Pero como había ricos. Muy ricos Había también pobres al extremo. Y estos pedían a Juan ya sea mejores precios. O el clásico pilón. O vaya la caridad. Y a esto Juan siempre contestaba. Ahí dejen mis frutas. Prefiero que se echen a perder. En los años que le conocí siempre uso un pantalón azul. Y una misma camisa gris. El hacía todo en la tienda para no gastar. Comía un birote. Y una coca. No le hablaba a nadie. Era un hombre aparte de tacaño misterioso. Decían que tenía un colchón repleto de dinero. Y el tiempo pasó. La edad se le vino encima.

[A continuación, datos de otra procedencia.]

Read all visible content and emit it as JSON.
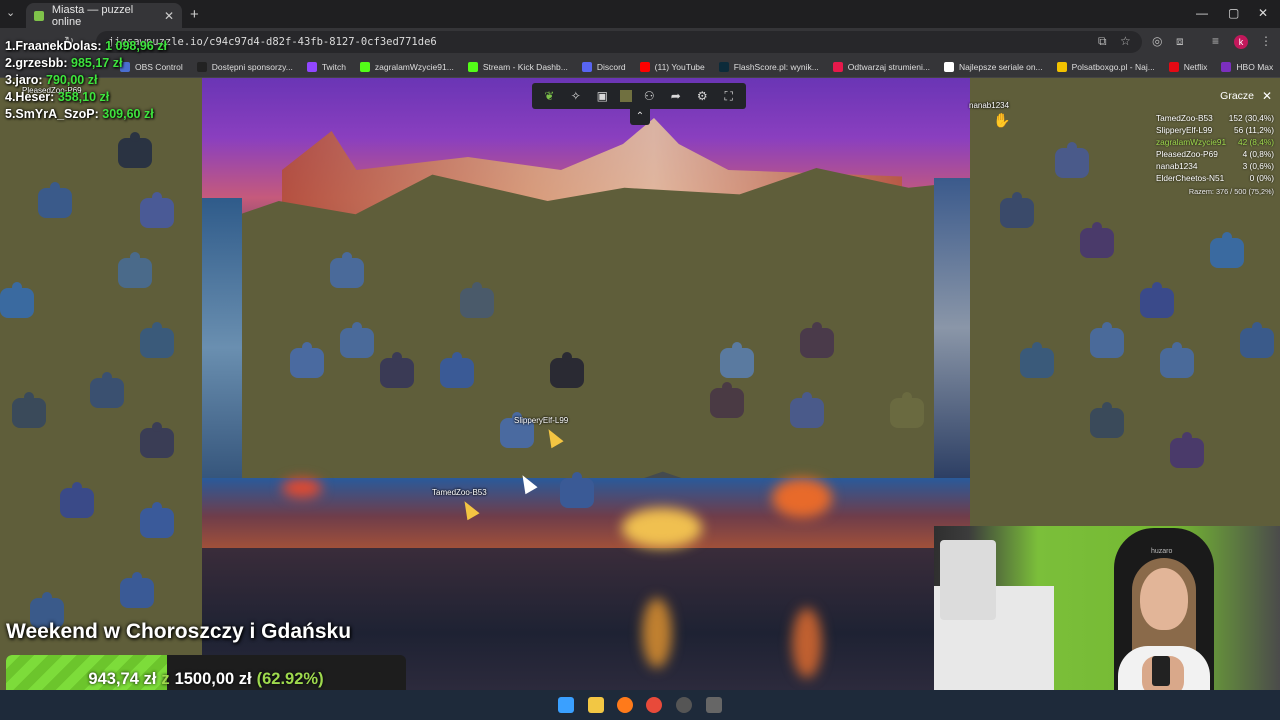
{
  "browser": {
    "tab_title": "Miasta — puzzel online",
    "tab_close": "✕",
    "new_tab": "+",
    "tabs_menu": "⌄",
    "window_controls": [
      "—",
      "▢",
      "✕"
    ],
    "url": "jigsawpuzzle.io/c94c97d4-d82f-43fb-8127-0cf3ed771de6",
    "profile_initial": "k",
    "bookmarks": [
      {
        "label": "OBS Control",
        "color": "#4a6ed0"
      },
      {
        "label": "Dostępni sponsorzy...",
        "color": "#222222"
      },
      {
        "label": "Twitch",
        "color": "#9146ff"
      },
      {
        "label": "zagralamWzycie91...",
        "color": "#53fc18"
      },
      {
        "label": "Stream - Kick Dashb...",
        "color": "#53fc18"
      },
      {
        "label": "Discord",
        "color": "#5865f2"
      },
      {
        "label": "(11) YouTube",
        "color": "#ff0000"
      },
      {
        "label": "FlashScore.pl: wynik...",
        "color": "#0c2b3a"
      },
      {
        "label": "Odtwarzaj strumieni...",
        "color": "#e6194b"
      },
      {
        "label": "Najlepsze seriale on...",
        "color": "#ffffff"
      },
      {
        "label": "Polsatboxgo.pl - Naj...",
        "color": "#f2c200"
      },
      {
        "label": "Netflix",
        "color": "#e50914"
      },
      {
        "label": "HBO Max",
        "color": "#7b2fbe"
      }
    ]
  },
  "leaderboard": [
    {
      "rank_name": "1.FraanekDolas:",
      "amount": "1 098,96 zł"
    },
    {
      "rank_name": "2.grzesbb:",
      "amount": "985,17 zł"
    },
    {
      "rank_name": "3.jaro:",
      "amount": "790,00 zł"
    },
    {
      "rank_name": "4.Heser:",
      "amount": "358,10 zł"
    },
    {
      "rank_name": "5.SmYrA_SzoP:",
      "amount": "309,60 zł"
    }
  ],
  "toolbar": {
    "icons": [
      "leaf-icon",
      "puzzle-edge-icon",
      "box-icon",
      "color-square-icon",
      "players-icon",
      "share-icon",
      "settings-icon",
      "fullscreen-icon"
    ],
    "collapse": "⌃"
  },
  "players_panel": {
    "title": "Gracze",
    "close": "✕",
    "players": [
      {
        "name": "TamedZoo-B53",
        "score": "152 (30,4%)",
        "highlight": false
      },
      {
        "name": "SlipperyElf-L99",
        "score": "56 (11,2%)",
        "highlight": false
      },
      {
        "name": "zagralamWzycie91",
        "score": "42 (8,4%)",
        "highlight": true
      },
      {
        "name": "PleasedZoo-P69",
        "score": "4 (0,8%)",
        "highlight": false
      },
      {
        "name": "nanab1234",
        "score": "3 (0,6%)",
        "highlight": false
      },
      {
        "name": "ElderCheetos-N51",
        "score": "0 (0%)",
        "highlight": false
      }
    ],
    "total": "Razem: 376 / 500 (75,2%)"
  },
  "cursors": {
    "slippery": "SlipperyElf-L99",
    "tamed": "TamedZoo-B53",
    "nanab": "nanab1234",
    "pleased": "PleasedZoo-P69"
  },
  "goal": {
    "title": "Weekend w Choroszczy i Gdańsku",
    "current": "943,74 zł",
    "separator": "z",
    "target": "1500,00 zł",
    "percent_text": "(62.92%)",
    "progress": 0.6292
  },
  "webcam": {
    "chair_brand": "huzaro"
  }
}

Y las crisis también. Su frutería se fue achicando hasta quedar en un modesto tendejón donde estaba la fruta toda pachiche. Pero no la regalaba.

A los setenta años se fue a vivir a Zaragoza. Allá murió solo y abandonado. Las causas de su deceso fueron infarto al miocardio de diez minutos. Y como era tan tacaño no quiso ir con el doctor para no pagarle. Su rostro tenía un rictus de dolor. Era un hombre amargado.

Cuando esto pasó, unos vecinos de María Auxiliadora quemaron el colchón de este despedía un extraño olor. ¿Sería de dinero?.

Vidas Paralelas

Muy comentada la entrevista del alcalde comundeño Francisco – Pancho- Pelayo con Miguel Ángel Ojeda. En ella hizo una amplia descripción de lo que está haciendo para transformar esa región en un mejor destino. Bien…Los distritos del estado están en el abandono. Los diputados los abandonaron por el brillo del dinero. Hoy los problemas de los ciudadanos son solo de ellos. En los legisladores no tienen el más mínimo apoyo. Qué pena… Y con esto nos despedimos deseando lo mejor que es la vida misma. Y no olviden: hagan el bien y sean felices.